With OR operations, you can specify multiple masses to look for. To give you more flexibility, you can require a minimum and maximum number of those masses to appear in a single mass spectrum. You can use the CARDINALITY qualifier to denote how many of the optional masses should appear. For example if 2 out of the 3 masses should appear:
MS2PROD=(100 OR 104 OR 106):CARDINALITY=range(min=2, max=2)
MassQL Patterns¶
If you're interested in doing some more advanced queries in MassQL, we have a dedicated patterns page to show you ways we've approached some interesting applications. By no means is it comprehensive, but we hope it helps. Check it out here.
Examples¶
XIC Generation¶
MS1 XIC, m/z = 100
QUERY scansum(MS1DATA) FILTER MS1MZ=100:TOLERANCEMZ=0.1
MS2 With Sugar Loss - Neutral Loss Scan¶
Neutral Loss, 163 Da
QUERY scaninfo(MS2DATA) WHERE MS2NL=163
Brominated Compounds¶
QUERY scaninfo(MS2DATA) WHERE
MS1MZ=X:INTENSITYMATCH=Y:INTENSITYMATCHREFERENCE
AND MS1MZ=X+2:INTENSITYMATCH=Y:INTENSITYMATCHPERCENT=5
AND MS2PREC=X
MS2 with distinct fragment(s) - Precursor Ion Scan¶
One Product Ion, m/z = 660.2
QUERY scaninfo(MS2DATA) WHERE MS2PROD=660.2:TOLERANCEMZ=0.1
Two Product Ions, m/z = 660.2 and 468.2
QUERY scaninfo(MS2DATA) WHERE MS2PROD=660.2:TOLERANCEMZ=0.1 AND MS2PROD=468.2:TOLERANCEMZ=0.1
How To Use MassQL¶
Python API¶
We have a python API that you can utilize in your own software. Checkout the package here on PyPi.
R API¶
We have an R implementation by the community, check it out here.
Commandline Utility¶
We have a standalone script that can execute queries on spectrum files that can be installed by the package PyPi.
Nextflow Workflow¶
We have a nextflow workflow to enable scalable queries across hundreds of thousands of mass spectrometry files.
ProteoSAFe Workflow¶
We have a proteosafe workflow that we have created that nicely integrates into GNPS - Try the beta here.
See more details here.
Workflow Details¶
There are several options that you probably will care about
- Extracting found MS scans as part of output, default this is off, if you want to do downstream molecular networking - turn this on
- If you want to run multiple queries together, you can now, just separate your queries with
|||
and then results from multiple queries will be merged together
GNPS Repository Scale Queries
One of the powerful things with MassQL is the ability to scale up to huge amounts of data. Luckily at GNPS we have tons of data. You can use the above workflow to select datasets (or your own), with hundreds of files queriable at once. However, sometimes you want to go really big and search everything at once. We have these tools available but they currently require a large amount of compute and require special permissions. If you want to do repository scale queries, please contact Ming to collaborate on it.
PyOpenMS¶
You can checkout how to use MassQL In PyOpenMS here.
Web API¶
We have built out a web API for people to use, especially for parsing.

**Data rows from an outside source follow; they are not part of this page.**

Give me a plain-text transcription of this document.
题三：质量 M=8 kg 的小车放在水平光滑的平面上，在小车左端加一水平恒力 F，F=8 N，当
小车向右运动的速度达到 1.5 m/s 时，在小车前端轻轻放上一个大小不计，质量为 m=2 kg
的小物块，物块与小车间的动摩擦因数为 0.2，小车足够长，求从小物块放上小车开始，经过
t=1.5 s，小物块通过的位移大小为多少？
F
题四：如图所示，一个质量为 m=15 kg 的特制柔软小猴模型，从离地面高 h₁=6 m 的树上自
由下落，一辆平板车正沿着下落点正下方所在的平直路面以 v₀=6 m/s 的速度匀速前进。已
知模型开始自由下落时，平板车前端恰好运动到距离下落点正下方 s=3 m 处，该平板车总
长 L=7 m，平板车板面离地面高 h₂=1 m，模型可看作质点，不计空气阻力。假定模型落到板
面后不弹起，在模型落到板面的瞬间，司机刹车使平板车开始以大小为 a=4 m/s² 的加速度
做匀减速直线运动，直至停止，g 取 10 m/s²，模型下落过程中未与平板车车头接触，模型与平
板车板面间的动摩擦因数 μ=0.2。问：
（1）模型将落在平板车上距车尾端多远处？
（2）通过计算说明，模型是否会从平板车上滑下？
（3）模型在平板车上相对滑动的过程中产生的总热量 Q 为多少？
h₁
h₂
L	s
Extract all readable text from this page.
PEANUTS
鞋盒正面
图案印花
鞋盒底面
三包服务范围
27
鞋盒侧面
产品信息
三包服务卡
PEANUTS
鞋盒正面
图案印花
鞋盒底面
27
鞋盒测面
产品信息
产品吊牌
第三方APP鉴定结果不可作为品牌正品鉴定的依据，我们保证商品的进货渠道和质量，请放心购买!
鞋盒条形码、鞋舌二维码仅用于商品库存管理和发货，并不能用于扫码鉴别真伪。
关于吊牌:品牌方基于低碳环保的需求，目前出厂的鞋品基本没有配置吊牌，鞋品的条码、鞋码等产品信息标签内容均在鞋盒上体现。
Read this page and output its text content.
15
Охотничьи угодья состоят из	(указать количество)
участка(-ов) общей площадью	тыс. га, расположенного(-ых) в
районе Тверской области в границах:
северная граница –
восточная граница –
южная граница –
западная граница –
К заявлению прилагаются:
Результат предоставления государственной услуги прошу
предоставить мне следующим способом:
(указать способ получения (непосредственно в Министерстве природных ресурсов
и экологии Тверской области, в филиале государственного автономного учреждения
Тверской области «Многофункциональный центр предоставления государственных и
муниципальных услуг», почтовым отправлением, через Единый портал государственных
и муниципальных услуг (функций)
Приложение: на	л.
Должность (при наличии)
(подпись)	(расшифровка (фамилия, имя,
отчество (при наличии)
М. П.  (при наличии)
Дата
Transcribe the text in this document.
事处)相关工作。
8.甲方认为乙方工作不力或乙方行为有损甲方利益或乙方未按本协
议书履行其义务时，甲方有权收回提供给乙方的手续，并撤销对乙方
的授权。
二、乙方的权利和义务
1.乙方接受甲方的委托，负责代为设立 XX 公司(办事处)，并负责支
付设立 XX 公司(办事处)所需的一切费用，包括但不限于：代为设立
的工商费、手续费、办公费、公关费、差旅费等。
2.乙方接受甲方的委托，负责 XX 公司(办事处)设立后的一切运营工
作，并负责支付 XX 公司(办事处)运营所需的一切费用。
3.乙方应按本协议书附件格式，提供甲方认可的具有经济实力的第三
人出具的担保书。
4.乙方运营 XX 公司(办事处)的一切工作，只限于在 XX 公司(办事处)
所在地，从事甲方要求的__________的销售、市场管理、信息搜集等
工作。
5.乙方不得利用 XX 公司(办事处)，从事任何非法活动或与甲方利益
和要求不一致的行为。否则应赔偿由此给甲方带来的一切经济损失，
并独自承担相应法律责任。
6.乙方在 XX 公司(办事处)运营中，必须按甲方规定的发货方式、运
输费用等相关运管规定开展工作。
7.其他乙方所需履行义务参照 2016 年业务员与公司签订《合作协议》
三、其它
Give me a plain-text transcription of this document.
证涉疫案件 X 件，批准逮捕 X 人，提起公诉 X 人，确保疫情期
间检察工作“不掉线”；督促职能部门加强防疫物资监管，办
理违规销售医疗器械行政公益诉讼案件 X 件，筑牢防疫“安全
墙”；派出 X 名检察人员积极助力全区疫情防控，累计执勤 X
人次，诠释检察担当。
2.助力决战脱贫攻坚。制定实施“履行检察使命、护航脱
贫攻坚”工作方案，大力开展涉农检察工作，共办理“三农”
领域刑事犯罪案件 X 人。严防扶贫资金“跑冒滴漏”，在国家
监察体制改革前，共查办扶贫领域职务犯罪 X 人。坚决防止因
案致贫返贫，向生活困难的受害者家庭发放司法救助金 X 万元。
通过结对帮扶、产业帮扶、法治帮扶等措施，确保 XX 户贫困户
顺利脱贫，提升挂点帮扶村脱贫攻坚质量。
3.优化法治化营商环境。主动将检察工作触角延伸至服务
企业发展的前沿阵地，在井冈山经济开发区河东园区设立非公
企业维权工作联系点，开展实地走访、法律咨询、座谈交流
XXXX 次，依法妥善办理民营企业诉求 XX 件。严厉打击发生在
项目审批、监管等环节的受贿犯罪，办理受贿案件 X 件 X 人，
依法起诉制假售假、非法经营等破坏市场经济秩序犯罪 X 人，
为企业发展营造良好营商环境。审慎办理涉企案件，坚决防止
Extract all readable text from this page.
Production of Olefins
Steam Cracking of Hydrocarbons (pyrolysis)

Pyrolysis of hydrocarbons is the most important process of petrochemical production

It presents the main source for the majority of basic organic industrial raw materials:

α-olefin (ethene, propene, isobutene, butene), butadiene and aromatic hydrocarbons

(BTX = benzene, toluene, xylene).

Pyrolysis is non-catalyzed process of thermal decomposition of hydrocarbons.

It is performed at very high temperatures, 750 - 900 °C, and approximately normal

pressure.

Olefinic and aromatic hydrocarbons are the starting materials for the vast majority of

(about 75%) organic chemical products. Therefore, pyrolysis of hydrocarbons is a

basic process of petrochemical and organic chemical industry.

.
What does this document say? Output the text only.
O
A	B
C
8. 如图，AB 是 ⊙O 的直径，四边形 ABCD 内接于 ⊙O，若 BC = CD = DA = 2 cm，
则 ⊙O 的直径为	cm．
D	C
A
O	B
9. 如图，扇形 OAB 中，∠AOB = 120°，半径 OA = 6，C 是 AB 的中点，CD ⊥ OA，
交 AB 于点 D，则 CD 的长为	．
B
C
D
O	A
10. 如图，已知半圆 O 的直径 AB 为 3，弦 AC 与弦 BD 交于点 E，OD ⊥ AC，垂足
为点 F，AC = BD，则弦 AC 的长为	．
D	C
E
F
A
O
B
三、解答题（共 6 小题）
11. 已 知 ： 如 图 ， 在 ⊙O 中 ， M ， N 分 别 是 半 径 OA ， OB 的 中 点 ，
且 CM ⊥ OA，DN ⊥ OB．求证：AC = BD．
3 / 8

https://msql.ucsd.edu/parse?query=QUERY%20MS2DATA%20WHERE%20MS1MZ=100
Simply put in the query as a url encoded parameter and a JSON representation of the parse is returned.
Interactive Web Sandbox¶
Checkout the interactive sandbox here.
Debugging Your Query¶
I would recommend you check out the interactive sandbox listed above. One of the features here is we try to translate your MassQL query into a visualization and into English. Generally issues with queries run into problems with of misunderstanding what each condition and qualifier mean or setting your requirements a bit too strict. Both the visualization and translation to English helps with that.